Still haven’t given up on the dream of finding a suitcase full of money on the side of the road.
Telemarketer: Let me tell you why our car insurance is better.
(10 minutes later)
My mom: You better email me that meatloaf recipe, Sue, and I hope they drop the drug charges against Ricky Jo!
Bought a 2nd cell phone to leave on the coffee table as a decoy when I go tweet in the bathroom.
[space station]
me: *winks* let’s get astronaughty
her: seriously?
me: honestly, the only reason i became an astronaut was to say that
IDEAL UBER DRIVER:
-Clean car
-Doesn’t talk to me during drive
-Plays good music
-When he drops me off tells me he’s my father who left when I was 4 & has secretly followed my life and has always been proud of me
I’m not “late”, I’m just very creative with my interpretation of “time”.
Upon discovering that the good burger place I wanted to get dinner from is closed today, and feeling that no other place would do, I said, “I do not wish to sully my palate with an inferior burger,” and I sounded like if Mr. Darcy was a foodie throwing a tantrum.
*swivels around in evil chair*
*evil laugh*
*pets evil cat*
*evil cat laughs*
*jumps out of evil chair*
“Holy shit, that cat just laughed!”
I’m sorry I used your Diva Cups to quarantine my sea monkeys.
Absolutely NO fruit in this house again until winter! Am I clear?
~me losing the war against gnats
Wife: oh honey, I didn’t marry for money, the guy I fell in love with had an easy smile, a sparkling laugh & big dreams. then I met you.

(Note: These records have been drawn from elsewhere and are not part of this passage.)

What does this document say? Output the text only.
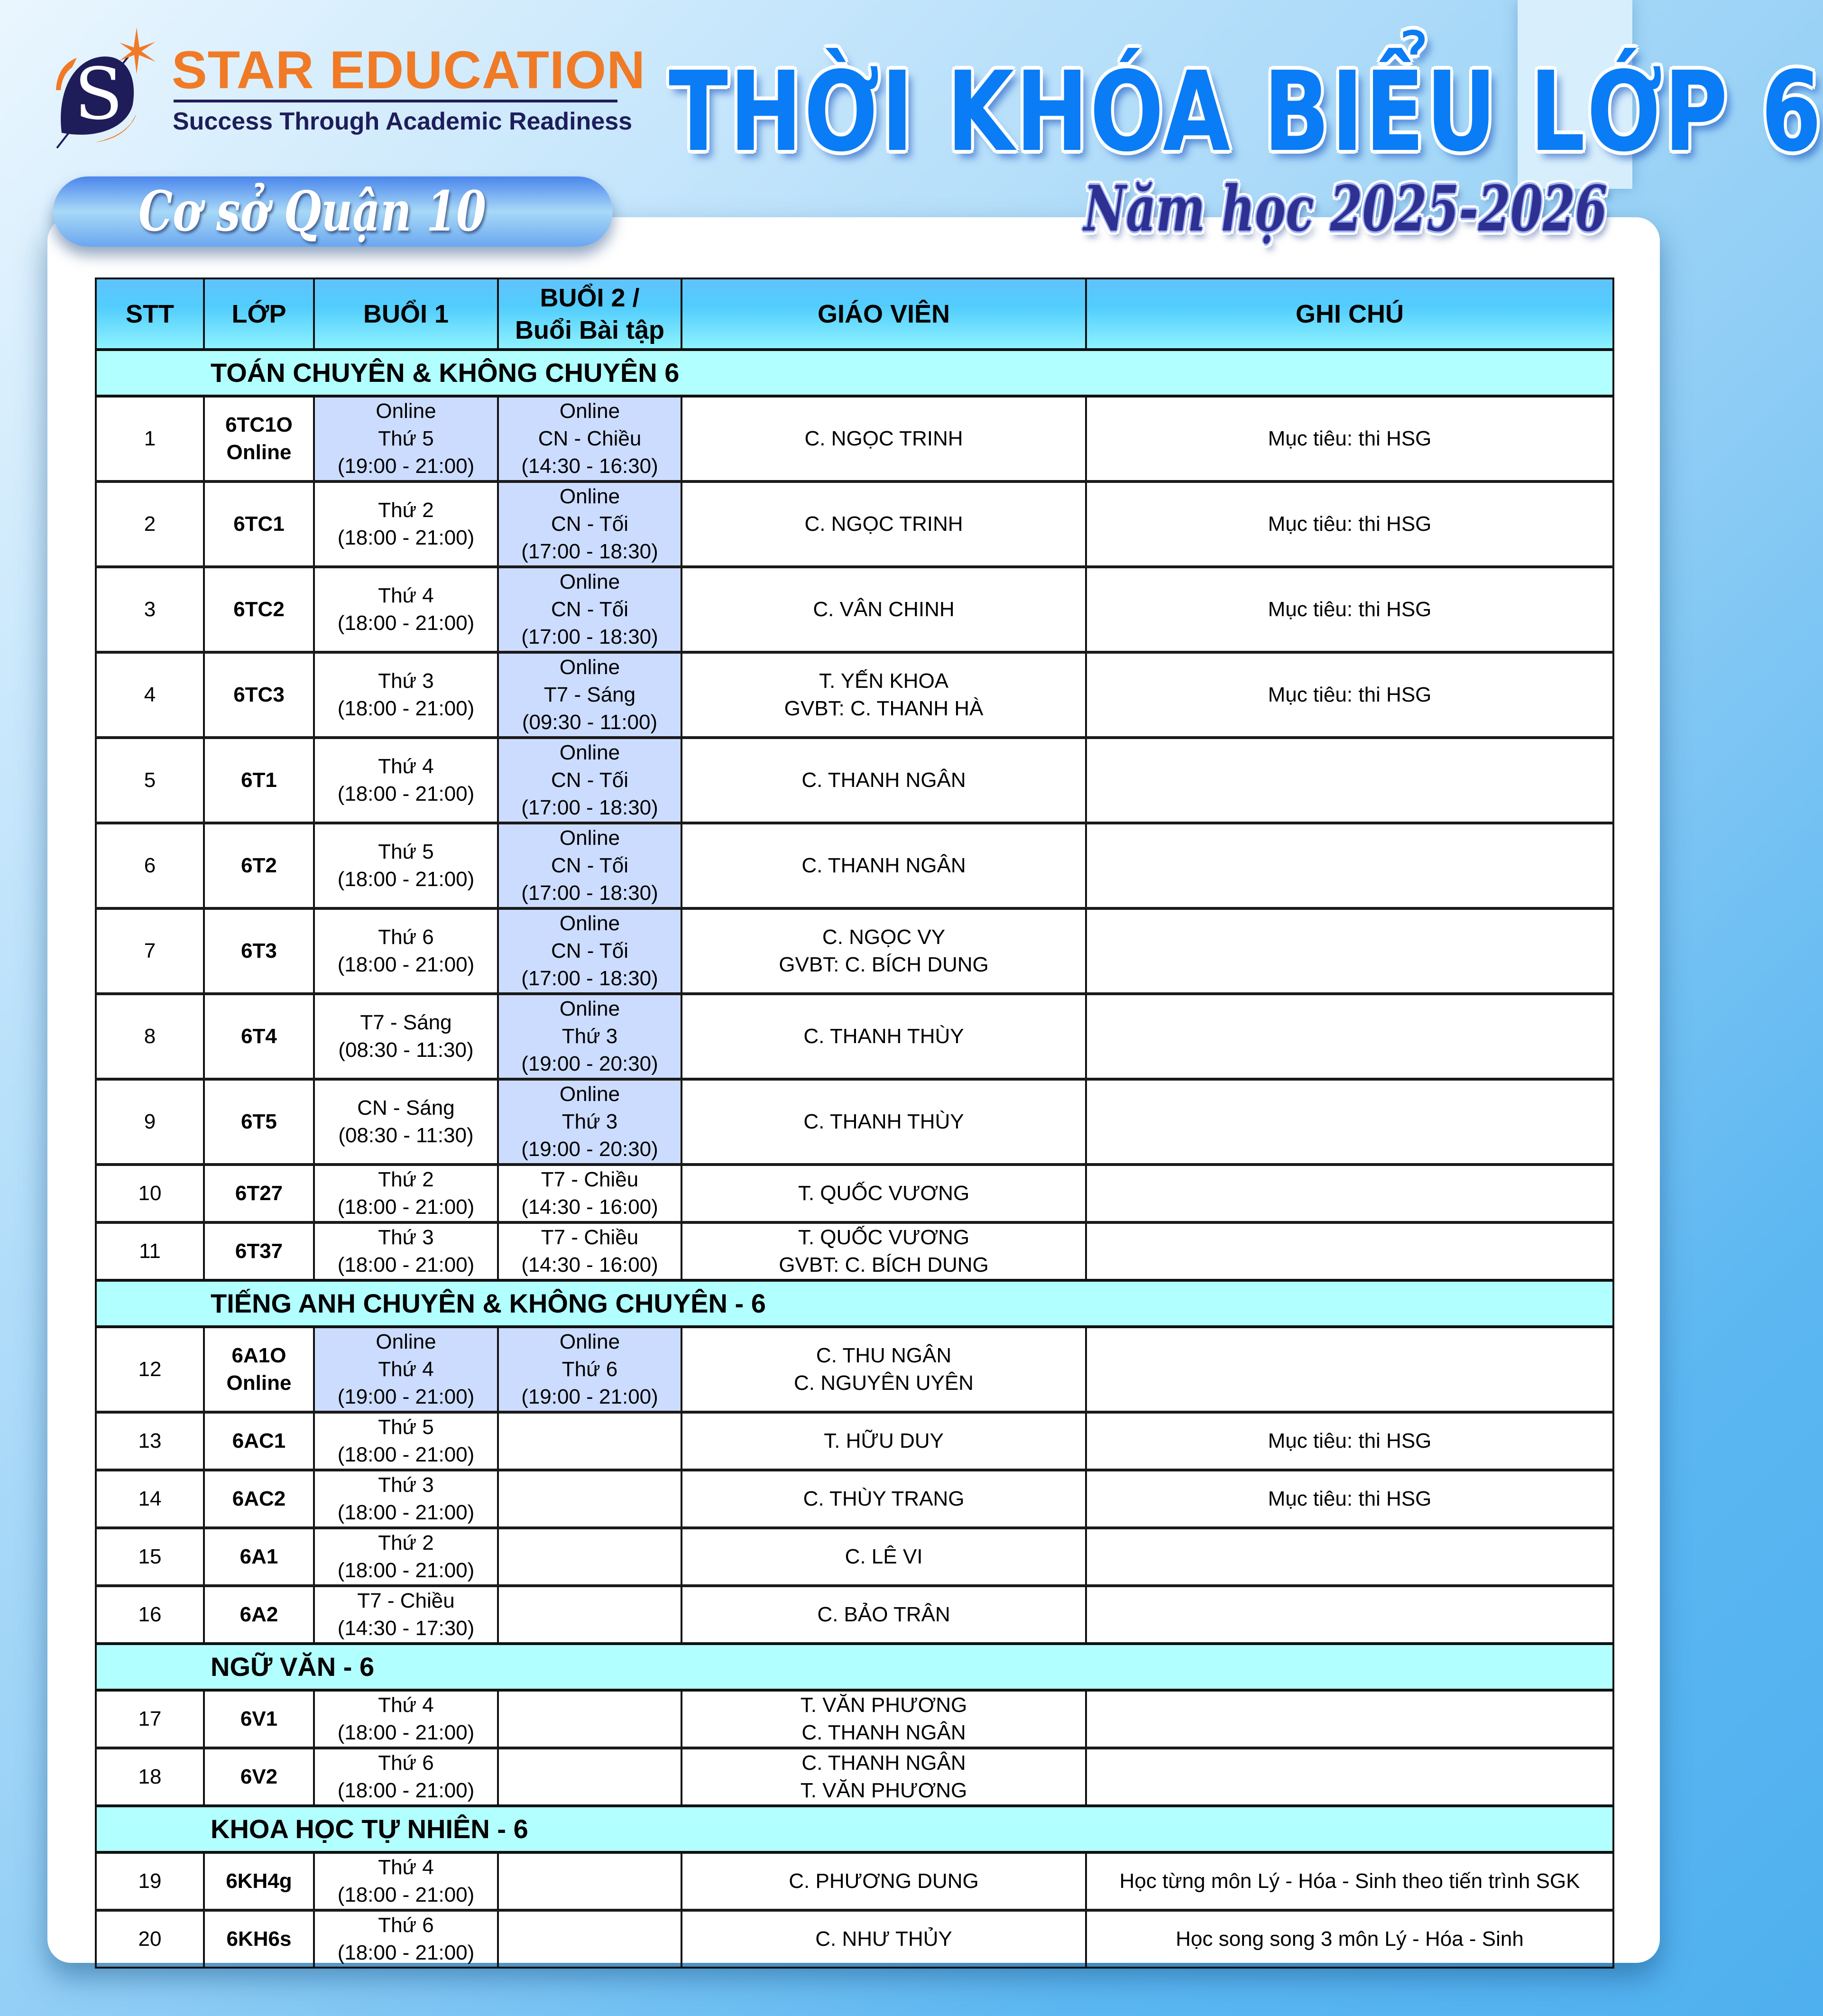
S STAR EDUCATION
Success Through Academic Readiness
Cơ sở Quận 10
THỜI KHÓA BIỂU LỚP 6
Năm học 2025-2026
STT	LỚP	BUỔI 1	BUỔI 2 /
Buổi Bài tập	GIÁO VIÊN	GHI CHÚ
TOÁN CHUYÊN & KHÔNG CHUYÊN 6					
1	6TC1O
Online	Online
Thứ 5
(19:00 - 21:00)	Online
CN - Chiều
(14:30 - 16:30)	C. NGỌC TRINH	Mục tiêu: thi HSG
2	6TC1	Thứ 2
(18:00 - 21:00)	Online
CN - Tối
(17:00 - 18:30)	C. NGỌC TRINH	Mục tiêu: thi HSG
3	6TC2	Thứ 4
(18:00 - 21:00)	Online
CN - Tối
(17:00 - 18:30)	C. VÂN CHINH	Mục tiêu: thi HSG
4	6TC3	Thứ 3
(18:00 - 21:00)	Online
T7 - Sáng
(09:30 - 11:00)	T. YẾN KHOA
GVBT: C. THANH HÀ	Mục tiêu: thi HSG
5	6T1	Thứ 4
(18:00 - 21:00)	Online
CN - Tối
(17:00 - 18:30)	C. THANH NGÂN	

6	6T2	Thứ 5
(18:00 - 21:00)	Online
CN - Tối
(17:00 - 18:30)	C. THANH NGÂN	

7	6T3	Thứ 6
(18:00 - 21:00)	Online
CN - Tối
(17:00 - 18:30)	C. NGỌC VY
GVBT: C. BÍCH DUNG	

8	6T4	T7 - Sáng
(08:30 - 11:30)	Online
Thứ 3
(19:00 - 20:30)	C. THANH THÙY	

9	6T5	CN - Sáng
(08:30 - 11:30)	Online
Thứ 3
(19:00 - 20:30)	C. THANH THÙY	

10	6T27	Thứ 2
(18:00 - 21:00)	T7 - Chiều
(14:30 - 16:00)	T. QUỐC VƯƠNG	

11	6T37	Thứ 3
(18:00 - 21:00)	T7 - Chiều
(14:30 - 16:00)	T. QUỐC VƯƠNG
GVBT: C. BÍCH DUNG	

TIẾNG ANH CHUYÊN & KHÔNG CHUYÊN - 6					
12	6A1O
Online	Online
Thứ 4
(19:00 - 21:00)	Online
Thứ 6
(19:00 - 21:00)	C. THU NGÂN
C. NGUYÊN UYÊN	

13	6AC1	Thứ 5
(18:00 - 21:00)		T. HỮU DUY	Mục tiêu: thi HSG
14	6AC2	Thứ 3
(18:00 - 21:00)		C. THÙY TRANG	Mục tiêu: thi HSG
15	6A1	Thứ 2
(18:00 - 21:00)		C. LÊ VI	

16	6A2	T7 - Chiều
(14:30 - 17:30)		C. BẢO TRÂN	

NGỮ VĂN - 6					
17	6V1	Thứ 4
(18:00 - 21:00)		T. VĂN PHƯƠNG
C. THANH NGÂN	

18	6V2	Thứ 6
(18:00 - 21:00)		C. THANH NGÂN
T. VĂN PHƯƠNG	

KHOA HỌC TỰ NHIÊN - 6					
19	6KH4g	Thứ 4
(18:00 - 21:00)		C. PHƯƠNG DUNG	Học từng môn Lý - Hóa - Sinh theo tiến trình SGK
20	6KH6s	Thứ 6
(18:00 - 21:00)		C. NHƯ THỦY	Học song song 3 môn Lý - Hóa - Sinh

Before going to the dentist I like to eat taffy & pumpkin seeds. It’s makes me feel like I’m getting my money’s worth.
co-worker: ok who put seafood in the microwave
me: oh sorry does my lobster smell
co-worker: no he’s pinching people
Wow. Just found out that in England they’re called “Alvin and the Crispmunks”.
How do I get a job as the non-research half of a murder podcast that just contributes the occasional well-timed “wait, what?”
[first date]
Me: so what do you do
Date: i’m an accountant
Me: oh nice
Date: thanks
Me:
Date:
Me: so how many ants have u counted so far
HIM: *touching a scar on her hand* What’s this one?
HER: *giggling* I burnt myself getting pizza rolls out of the oven
HIM: *touching a scar on her arm* And this one?
HER: pizza rolls
HIM: What about—
HER: I dunno what to tell you, bud. They’re all gonna be pizza rolls.
A lot of people don’t know this but Hotel sheets aren’t tucked in tight. It’s actually the bed bugs playing a lil game of tug of war with you
[walks into kitchen]
Me: Put that back, it’s mine.
Daughter: Sorry.
Me: Your big brother once tried to steal my cake.
Daughter: I don’t have a big brother.
Me: Exactly.
My good friend has been fired because he slept with one of his patients. After 7 years of medical school, what a waste of time, effort, training & money. This just goes to show one mistake can ruin your life. It’s sad for him.
He is a great guy & was a brilliant veterinarian.